The pregnancy years are a direct result of too much time spent at Home Depot and DIY project around the house. One day you look at each other say, “Fuck this shit…let’s have kids so we don’t have to tile on the weekends.” Or, in our case, it was one day riding the train home from NYC together on a 95 degree day in a poorly air conditioned train car and talking about how wronged we were by the world. Seriously. We couldn’t get over how the universe was so cruel and targeting us with its diabolical wrath. We knew it was time to add some perspective. What better way to add perspective to your life than have a kid, right? I will not say if 3 kids later we dream of going to Home Depot and long for overheated train cars. You will draw your own conclusions.
THE KID YEARS
As I write this I realize this is the last section because, the kid years never end. They don’t. Ask your parents. So, now you have perspective. A blinding, stinging perspective that at times brings you to your knees, and not in the good way you are thinking.
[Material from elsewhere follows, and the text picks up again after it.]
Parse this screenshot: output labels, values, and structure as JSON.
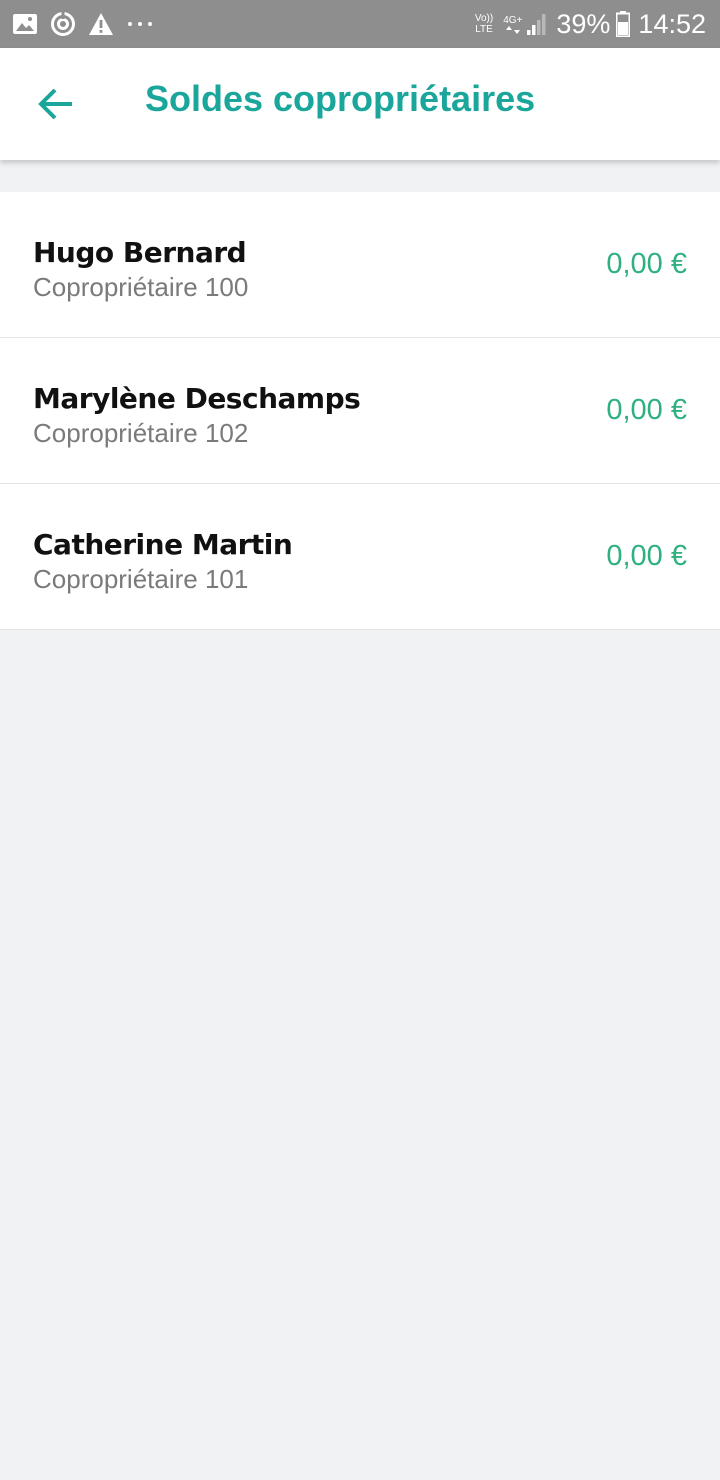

The marriage is now basically an umbrella policy for all the perspective. It’s a contract to 1.) Financially stay afloat, 2.) Never have to retell anyone how screwed up your family is, 3.) Allow your cellulite to continue its maniacal take over of your thighs in peace, and 4.) Have an ally against the children. The last one is key. You think, hey, I barely know this joker I’m married to anymore, but hell, I think they will have my back when the children finally execute their evil revolt. You also have a vague recollection of the horrors and heartbreaks of dating, so you think, this’ll do.
THE GOOD TIMES
Of course marriage has many benefits too. You know most of them….companionship, love, laughter, acceptance. To list the rest of them would take far too long, so I’ve narrowed it down to the four that I love the most. 1.) The wearing of fake mustaches, 2.) Another person to manage the night time ritual of locking of the doors, turning down of the heat and arming the alarm, 3.) Someone who has known you so long they can no longer see you clearly, including your wrinkles. And finally, and most important for keeping this marriage together, 4.) A deep and studied understanding of every quote from Seinfeld. And with that, I’m going to Sky Burger.